Neuropathic pain might be the cause of your chronic persistent pain!

The story

Jim had a skiing injury several years ago.  The doctors said his injury has had plenty of time to heal but he is still in severe pain.  What is happening?  Why is Jim in so much pain?

This story is far too common with many causes, one of which is Neuropathic Pain. Around 15 million people in the US and Europe are suffering with Neuropathic Pain. (1)  Neuropathic Pain is pain that is persistent even after the injured tissues have healed.  It is pain that is described as bruning, tingling, “pins and needles”.  In one study where they used the McGill Pain Questionaire it was described as “tiring-exhausting” and “punishing-cruel”.  Other research shows that it impairs patients’ mood, quality of life, activities of daily living and performance at work. (2)  Chronic Neuropathic Pain is not fun to say the least.

Two types of Pain

When your skin gets cut you feel pain.  This pain usually goes away when the skin heals.  This is nociceptive (no see sep tiv) pain.  Some tissue in your body is injured and your body sends a signal of pain and as the tissue heals that pain signal settles down and eventually stops.
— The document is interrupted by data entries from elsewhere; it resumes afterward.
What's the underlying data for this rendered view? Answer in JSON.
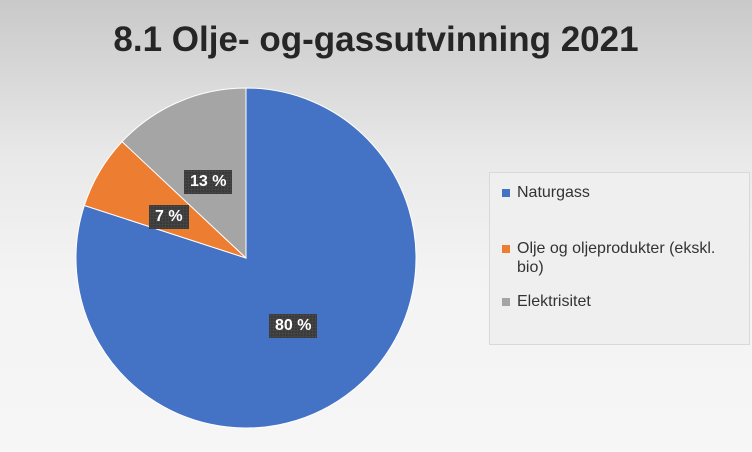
{
  "chart_data": {
    "type": "pie",
    "title": "8.1 Olje- og-gassutvinning 2021",
    "categories": [
      "Naturgass",
      "Olje og oljeprodukter (ekskl. bio)",
      "Elektrisitet"
    ],
    "values": [
      80,
      7,
      13
    ],
    "labels": [
      "80 %",
      "7 %",
      "13 %"
    ],
    "colors": [
      "#4472c4",
      "#ed7d31",
      "#a5a5a5"
    ],
    "legend_position": "right"
  }
}
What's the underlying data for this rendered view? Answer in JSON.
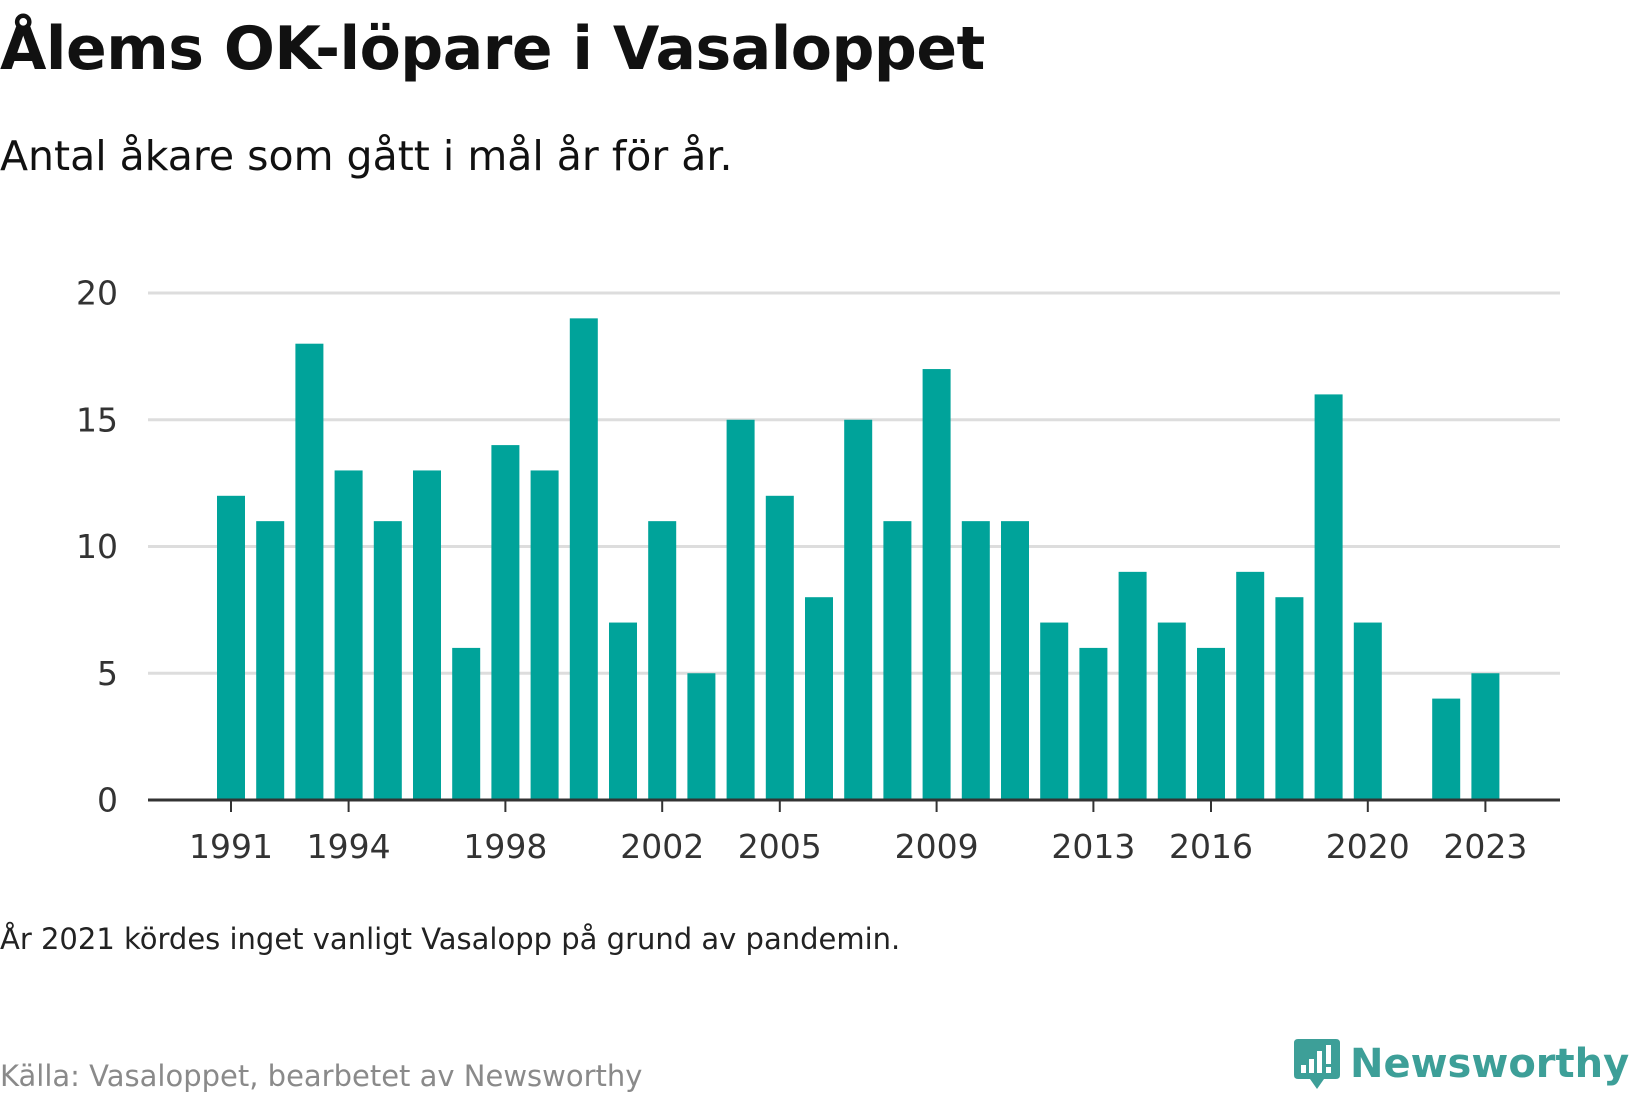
{
  "header": {
    "title": "Ålems OK-löpare i Vasaloppet",
    "subtitle": "Antal åkare som gått i mål år för år."
  },
  "chart_data": {
    "type": "bar",
    "title": "Ålems OK-löpare i Vasaloppet",
    "subtitle": "Antal åkare som gått i mål år för år.",
    "xlabel": "",
    "ylabel": "",
    "categories": [
      1991,
      1992,
      1993,
      1994,
      1995,
      1996,
      1997,
      1998,
      1999,
      2000,
      2001,
      2002,
      2003,
      2004,
      2005,
      2006,
      2007,
      2008,
      2009,
      2010,
      2011,
      2012,
      2013,
      2014,
      2015,
      2016,
      2017,
      2018,
      2019,
      2020,
      2021,
      2022,
      2023
    ],
    "values": [
      12,
      11,
      18,
      13,
      11,
      13,
      6,
      14,
      13,
      19,
      7,
      11,
      5,
      15,
      12,
      8,
      15,
      11,
      17,
      11,
      11,
      7,
      6,
      9,
      7,
      6,
      9,
      8,
      16,
      7,
      0,
      4,
      5
    ],
    "x_ticks": [
      "1991",
      "1994",
      "1998",
      "2002",
      "2005",
      "2009",
      "2013",
      "2016",
      "2020",
      "2023"
    ],
    "y_ticks": [
      "0",
      "5",
      "10",
      "15",
      "20"
    ],
    "ylim": [
      0,
      20
    ],
    "grid": true,
    "legend": "none"
  },
  "colors": {
    "bar": "#00a39a",
    "grid": "#dddddd",
    "axis": "#333333",
    "logo": "#3d9f98"
  },
  "footer": {
    "note": "År 2021 kördes inget vanligt Vasalopp på grund av pandemin.",
    "source": "Källa: Vasaloppet, bearbetet av Newsworthy"
  },
  "logo": {
    "text": "Newsworthy",
    "icon": "newsworthy-logo-icon"
  }
}
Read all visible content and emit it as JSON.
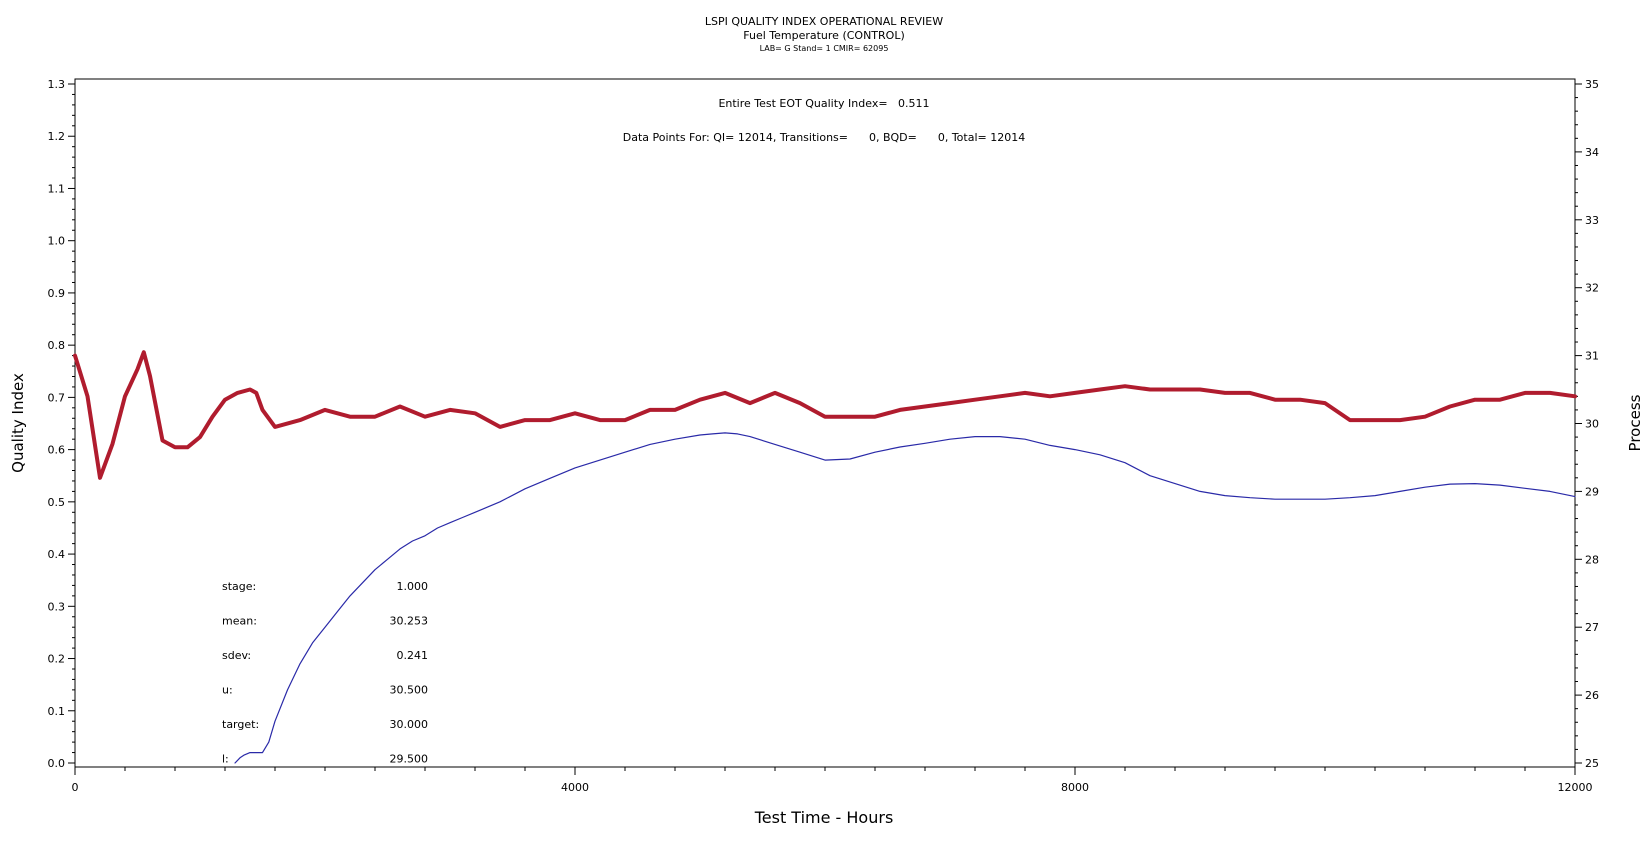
{
  "chart_data": {
    "type": "line",
    "title": "LSPI QUALITY INDEX OPERATIONAL REVIEW",
    "subtitle": "Fuel Temperature (CONTROL)",
    "subsubtitle": "LAB= G Stand= 1 CMIR= 62095",
    "annotation_qi": "Entire Test EOT Quality Index=   0.511",
    "annotation_points": "Data Points For: QI= 12014, Transitions=      0, BQD=      0, Total= 12014",
    "xlabel": "Test Time - Hours",
    "ylabel_left": "Quality Index",
    "ylabel_right": "Process",
    "xlim": [
      0,
      12000
    ],
    "ylim_left": [
      0,
      1.3
    ],
    "ylim_right": [
      25,
      35
    ],
    "x_ticks": [
      "0",
      "4000",
      "8000",
      "12000"
    ],
    "y_left_ticks": [
      "0.0",
      "0.1",
      "0.2",
      "0.3",
      "0.4",
      "0.5",
      "0.6",
      "0.7",
      "0.8",
      "0.9",
      "1.0",
      "1.1",
      "1.2",
      "1.3"
    ],
    "y_right_ticks": [
      "25",
      "26",
      "27",
      "28",
      "29",
      "30",
      "31",
      "32",
      "33",
      "34",
      "35"
    ],
    "grid": false,
    "stats": [
      {
        "label": "stage:",
        "value": "1.000"
      },
      {
        "label": "mean:",
        "value": "30.253"
      },
      {
        "label": "sdev:",
        "value": "0.241"
      },
      {
        "label": "u:",
        "value": "30.500"
      },
      {
        "label": "target:",
        "value": "30.000"
      },
      {
        "label": "l:",
        "value": "29.500"
      }
    ],
    "series": [
      {
        "axis": "right",
        "color": "#b01c2e",
        "x": [
          0,
          100,
          200,
          300,
          400,
          500,
          550,
          600,
          700,
          800,
          900,
          1000,
          1100,
          1200,
          1300,
          1400,
          1450,
          1500,
          1600,
          1800,
          2000,
          2200,
          2400,
          2600,
          2800,
          3000,
          3200,
          3400,
          3600,
          3800,
          4000,
          4200,
          4400,
          4600,
          4800,
          5000,
          5200,
          5400,
          5600,
          5800,
          6000,
          6200,
          6400,
          6600,
          6800,
          7000,
          7200,
          7400,
          7600,
          7800,
          8000,
          8200,
          8400,
          8600,
          8800,
          9000,
          9200,
          9400,
          9600,
          9800,
          10000,
          10200,
          10400,
          10600,
          10800,
          11000,
          11200,
          11400,
          11600,
          11800,
          12000
        ],
        "values": [
          31.0,
          30.4,
          29.2,
          29.7,
          30.4,
          30.8,
          31.05,
          30.7,
          29.75,
          29.65,
          29.65,
          29.8,
          30.1,
          30.35,
          30.45,
          30.5,
          30.45,
          30.2,
          29.95,
          30.05,
          30.2,
          30.1,
          30.1,
          30.25,
          30.1,
          30.2,
          30.15,
          29.95,
          30.05,
          30.05,
          30.15,
          30.05,
          30.05,
          30.2,
          30.2,
          30.35,
          30.45,
          30.3,
          30.45,
          30.3,
          30.1,
          30.1,
          30.1,
          30.2,
          30.25,
          30.3,
          30.35,
          30.4,
          30.45,
          30.4,
          30.45,
          30.5,
          30.55,
          30.5,
          30.5,
          30.5,
          30.45,
          30.45,
          30.35,
          30.35,
          30.3,
          30.05,
          30.05,
          30.05,
          30.1,
          30.25,
          30.35,
          30.35,
          30.45,
          30.45,
          30.4
        ]
      },
      {
        "axis": "left",
        "color": "#2a2aa8",
        "x": [
          1280,
          1320,
          1350,
          1400,
          1450,
          1500,
          1550,
          1600,
          1700,
          1800,
          1900,
          2000,
          2100,
          2200,
          2300,
          2400,
          2500,
          2600,
          2700,
          2800,
          2900,
          3000,
          3100,
          3200,
          3300,
          3400,
          3600,
          3800,
          4000,
          4200,
          4400,
          4600,
          4800,
          5000,
          5100,
          5200,
          5300,
          5400,
          5600,
          5800,
          6000,
          6200,
          6400,
          6600,
          6800,
          7000,
          7200,
          7400,
          7600,
          7800,
          8000,
          8200,
          8400,
          8600,
          8800,
          9000,
          9200,
          9400,
          9600,
          9800,
          10000,
          10200,
          10400,
          10600,
          10800,
          11000,
          11200,
          11400,
          11600,
          11800,
          12000
        ],
        "values": [
          0.0,
          0.01,
          0.015,
          0.02,
          0.02,
          0.02,
          0.04,
          0.08,
          0.14,
          0.19,
          0.23,
          0.26,
          0.29,
          0.32,
          0.345,
          0.37,
          0.39,
          0.41,
          0.425,
          0.435,
          0.45,
          0.46,
          0.47,
          0.48,
          0.49,
          0.5,
          0.525,
          0.545,
          0.565,
          0.58,
          0.595,
          0.61,
          0.62,
          0.628,
          0.63,
          0.632,
          0.63,
          0.625,
          0.61,
          0.595,
          0.58,
          0.582,
          0.595,
          0.605,
          0.612,
          0.62,
          0.625,
          0.625,
          0.62,
          0.608,
          0.6,
          0.59,
          0.575,
          0.55,
          0.535,
          0.52,
          0.512,
          0.508,
          0.505,
          0.505,
          0.505,
          0.508,
          0.512,
          0.52,
          0.528,
          0.534,
          0.535,
          0.532,
          0.526,
          0.52,
          0.51
        ]
      }
    ]
  }
}
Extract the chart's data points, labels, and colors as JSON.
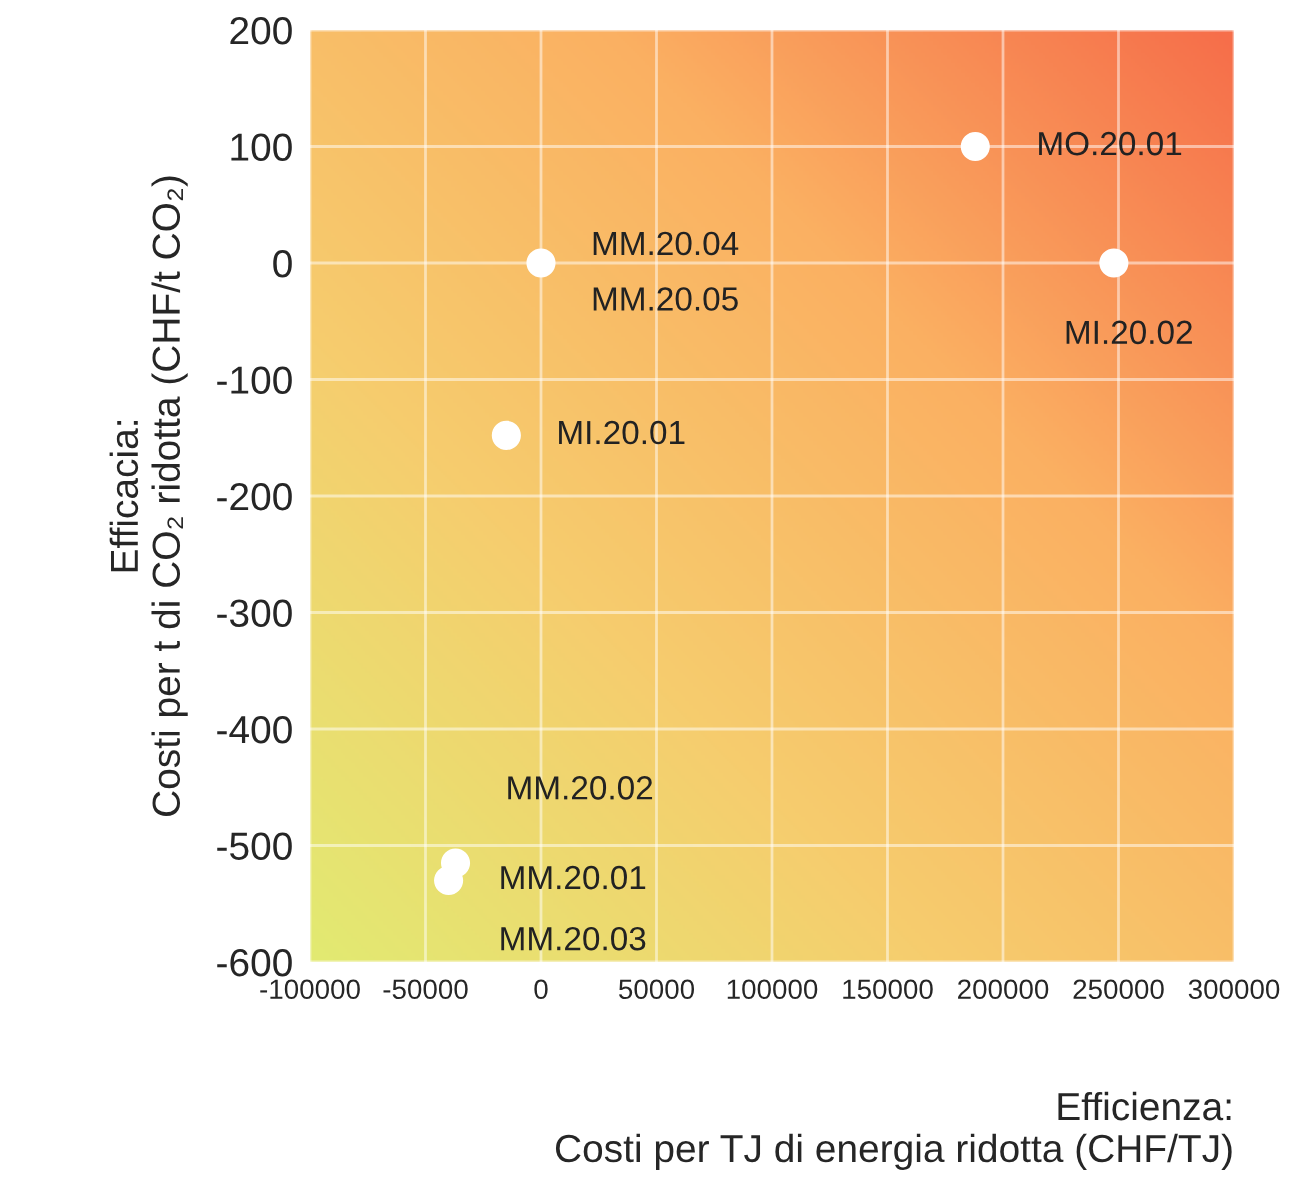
{
  "chart_data": {
    "type": "scatter",
    "xlabel": "Efficienza:\nCosti per TJ di energia ridotta (CHF/TJ)",
    "ylabel": "Efficacia:\nCosti per t di CO₂ ridotta (CHF/t CO₂)",
    "series": [
      {
        "color": "#ffffff",
        "x": [
          188000,
          248000,
          0,
          -15000,
          -37000,
          -40000
        ],
        "values": [
          100,
          0,
          0,
          -148,
          -515,
          -530
        ]
      }
    ],
    "annotations": [
      {
        "text": "MO.20.01",
        "x": 188000,
        "y": 100
      },
      {
        "text": "MI.20.02",
        "x": 248000,
        "y": 0
      },
      {
        "text": "MM.20.04",
        "x": 0,
        "y": 0
      },
      {
        "text": "MM.20.05",
        "x": 0,
        "y": 0
      },
      {
        "text": "MI.20.01",
        "x": -15000,
        "y": -148
      },
      {
        "text": "MM.20.02",
        "x": -37000,
        "y": -515
      },
      {
        "text": "MM.20.01",
        "x": -40000,
        "y": -530
      },
      {
        "text": "MM.20.03",
        "x": -40000,
        "y": -530
      }
    ],
    "xlim": [
      -100000,
      300000
    ],
    "xticks": [
      -100000,
      -50000,
      0,
      50000,
      100000,
      150000,
      200000,
      250000,
      300000
    ],
    "ylim": [
      -600,
      200
    ],
    "yticks": [
      -600,
      -500,
      -400,
      -300,
      -200,
      -100,
      0,
      100,
      200
    ],
    "grid": true,
    "marker": "circle"
  }
}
Neuropathic pain is different.  It does not stop when the tissue appears healed.  The nerve endings that once carried the signal of tissue injury in an area get permanently turned on and a chronic signal of pain is sent.  This pain signal is often aggravated by good intentioned attempts to try and relieve it through various treatments.

How it presents

Neuropathic Pain has 3 common pain symptom presentations.  First is spontaneous pain, which is pain that is described as shooting, burning, and/or shock-like that seemingly comes out of nowhere. Second is Allodynia, which is increased pain brought on by an otherwise nonpainful touch i.e. soft rub or normal pressure.  Lastly is hyperalgia, which is pain brought on by a painful touch or pressure. (2)

Associated with

There are certain conditions associated with Neuropathic pain; diabetes, herniated discs, complex regional pain syndrome, post surgery, mulpitple sclerosis, shingles other viral etiologies, crushing injuries, etc.  Many of these conditions cause neuropathic pain and others are known to aggravate neuropathic pain.

What can be done about Neuropathic Pain

The conventional approach is to treat neruopathic pain with a combination of pharmaceuticals.  This includes topical analgesics, pharmaceutical pills, and even surgery.  Unfortunately there can be serious side-effects in many cases and many cases do not see improvement.

The New Approach

The new approach is called Neural Prolotherapy or Neuro Prolo. NEURAL PROLOTHERAPY(Prolo), was developed by John Lyfgot, M.D. in New Zealand. Neural Prolo is a painless method of achieving relief from chronic pain by using small injections, just under the skin, of dextrose. Neural Prolo is documented to improve or reverse chronic conditions including back and neck pain, rotator cuff disorders, knee and meniscal problems, achilles tendon difficulties, tennis and golfer’s elbow and many other problems.

The Benefit of the new approach

Using neuro-prolo has shown promising results for otherwise incurable cases.  In addition it is safe without the many side effects of the pharmaceuticals.  Neuro prolo has also shown to achieve lasting relief in many cases.